Он был ошеломлен: жил человек — и нет. Зачем погиб? Почему?
«Это дело рук Сары, — ожесточенно думал Бестибай. — Попался бы он сейчас…» Но Сары и его сын исчезли, будто стали песком, а Туйебай, когда его прижали, на Коране поклялся, что ничего не знал о ночной схватке у колодца. Кош вернули на зимовку, Туйебая выслали, но еще немало крови впитал мангышлакский песок.
После смерти Петровского Бестибай вернулся в Майкудук. Счастливое время переживала степь: скот, земля, водопои, отобранные у богачей, стали общими, а от работы ни Бестибай, ни такие, как он, бедняки никогда не отвыкали.
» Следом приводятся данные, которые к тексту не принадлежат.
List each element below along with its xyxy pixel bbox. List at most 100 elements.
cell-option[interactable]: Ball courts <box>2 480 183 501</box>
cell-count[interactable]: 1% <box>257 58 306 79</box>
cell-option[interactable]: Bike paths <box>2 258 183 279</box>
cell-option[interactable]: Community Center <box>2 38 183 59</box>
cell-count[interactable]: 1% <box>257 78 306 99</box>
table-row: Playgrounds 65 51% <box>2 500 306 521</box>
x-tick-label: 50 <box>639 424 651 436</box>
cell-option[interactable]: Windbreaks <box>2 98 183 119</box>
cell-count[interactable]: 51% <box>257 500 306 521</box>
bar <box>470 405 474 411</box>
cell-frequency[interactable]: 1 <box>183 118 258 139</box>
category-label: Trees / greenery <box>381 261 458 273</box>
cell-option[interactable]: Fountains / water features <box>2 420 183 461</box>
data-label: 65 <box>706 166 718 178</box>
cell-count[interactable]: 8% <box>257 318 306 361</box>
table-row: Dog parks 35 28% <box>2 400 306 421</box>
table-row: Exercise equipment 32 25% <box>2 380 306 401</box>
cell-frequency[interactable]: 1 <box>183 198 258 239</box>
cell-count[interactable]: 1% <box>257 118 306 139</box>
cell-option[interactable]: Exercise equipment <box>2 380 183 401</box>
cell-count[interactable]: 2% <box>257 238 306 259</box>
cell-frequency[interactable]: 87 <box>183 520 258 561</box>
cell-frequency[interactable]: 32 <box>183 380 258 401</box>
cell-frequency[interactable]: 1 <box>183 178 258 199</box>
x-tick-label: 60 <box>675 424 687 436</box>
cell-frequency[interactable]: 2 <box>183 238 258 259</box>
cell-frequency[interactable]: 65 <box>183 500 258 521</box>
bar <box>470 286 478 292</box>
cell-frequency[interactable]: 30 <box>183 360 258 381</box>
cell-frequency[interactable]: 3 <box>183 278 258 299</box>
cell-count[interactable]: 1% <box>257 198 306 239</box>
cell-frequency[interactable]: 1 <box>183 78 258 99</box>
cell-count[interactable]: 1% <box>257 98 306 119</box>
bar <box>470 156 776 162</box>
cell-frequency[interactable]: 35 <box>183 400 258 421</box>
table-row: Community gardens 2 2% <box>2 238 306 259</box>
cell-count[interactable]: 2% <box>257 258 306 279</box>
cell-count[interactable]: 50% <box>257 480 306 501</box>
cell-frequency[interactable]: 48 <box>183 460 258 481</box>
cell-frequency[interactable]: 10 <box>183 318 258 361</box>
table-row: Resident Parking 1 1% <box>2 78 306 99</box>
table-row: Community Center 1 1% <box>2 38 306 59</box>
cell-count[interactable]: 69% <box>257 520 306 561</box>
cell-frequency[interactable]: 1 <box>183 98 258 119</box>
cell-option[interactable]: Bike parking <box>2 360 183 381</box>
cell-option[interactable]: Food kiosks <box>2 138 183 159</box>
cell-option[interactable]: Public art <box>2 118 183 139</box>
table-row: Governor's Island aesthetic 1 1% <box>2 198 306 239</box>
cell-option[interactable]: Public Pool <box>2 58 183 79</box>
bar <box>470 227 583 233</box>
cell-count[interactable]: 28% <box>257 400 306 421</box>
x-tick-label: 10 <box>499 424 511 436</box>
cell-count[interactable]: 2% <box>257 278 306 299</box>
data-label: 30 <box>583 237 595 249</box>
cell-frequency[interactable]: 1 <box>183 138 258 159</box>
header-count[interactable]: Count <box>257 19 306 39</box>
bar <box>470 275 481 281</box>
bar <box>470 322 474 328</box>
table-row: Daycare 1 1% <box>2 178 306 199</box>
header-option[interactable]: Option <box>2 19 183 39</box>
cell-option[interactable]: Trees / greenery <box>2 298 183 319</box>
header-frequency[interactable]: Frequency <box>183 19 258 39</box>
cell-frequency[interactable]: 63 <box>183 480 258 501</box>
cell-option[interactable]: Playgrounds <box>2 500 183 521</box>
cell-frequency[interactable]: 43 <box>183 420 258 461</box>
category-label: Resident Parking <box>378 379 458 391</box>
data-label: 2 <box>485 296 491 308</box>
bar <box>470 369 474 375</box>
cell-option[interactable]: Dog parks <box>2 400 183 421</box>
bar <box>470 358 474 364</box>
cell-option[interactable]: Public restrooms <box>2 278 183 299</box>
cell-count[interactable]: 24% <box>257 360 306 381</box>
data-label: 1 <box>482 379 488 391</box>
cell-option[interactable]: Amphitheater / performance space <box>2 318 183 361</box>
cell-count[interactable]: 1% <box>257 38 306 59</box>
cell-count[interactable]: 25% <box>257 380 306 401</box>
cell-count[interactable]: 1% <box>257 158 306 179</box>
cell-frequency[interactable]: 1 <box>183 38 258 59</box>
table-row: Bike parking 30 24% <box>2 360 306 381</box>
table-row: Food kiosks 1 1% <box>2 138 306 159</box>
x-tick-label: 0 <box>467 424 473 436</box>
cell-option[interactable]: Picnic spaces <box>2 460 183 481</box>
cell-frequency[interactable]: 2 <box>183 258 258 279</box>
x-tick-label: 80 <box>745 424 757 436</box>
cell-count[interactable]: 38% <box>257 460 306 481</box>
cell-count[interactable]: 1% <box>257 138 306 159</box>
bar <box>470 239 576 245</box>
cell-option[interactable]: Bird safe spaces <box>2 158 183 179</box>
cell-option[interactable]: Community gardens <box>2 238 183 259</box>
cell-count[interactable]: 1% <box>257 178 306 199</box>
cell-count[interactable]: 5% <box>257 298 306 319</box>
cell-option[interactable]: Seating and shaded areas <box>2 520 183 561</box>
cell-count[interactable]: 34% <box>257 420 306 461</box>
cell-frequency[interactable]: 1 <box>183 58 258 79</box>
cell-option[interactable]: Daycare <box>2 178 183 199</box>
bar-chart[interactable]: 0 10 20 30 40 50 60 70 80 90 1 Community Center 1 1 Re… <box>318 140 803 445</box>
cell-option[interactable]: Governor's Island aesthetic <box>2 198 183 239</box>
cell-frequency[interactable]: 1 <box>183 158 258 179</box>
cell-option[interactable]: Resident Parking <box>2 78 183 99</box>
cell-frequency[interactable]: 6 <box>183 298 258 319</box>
Бестибай первым привел на общественный двор единственную свою драгоценность — старую верблюдицу, а потом, удивляясь собственной храбрости, ходил из кибитки в кибитку, уговаривал майкудукцев вступать в колхоз. Ему задавали разные вопросы: «Что будет с детьми? Сколько жен может жить в одной кибитке? Не будут ли запрещать молиться?» Бестибай не знал, как на них ответить: он больше чувствовал, чем знал. Но уверенно говорил, что большевики и рабочий народ исполнят то, о чем не раз толковал Петровский. У всех будет хлеб. Дети научатся грамоте. А камча Сары больше не будет гулять по спинам бедняков.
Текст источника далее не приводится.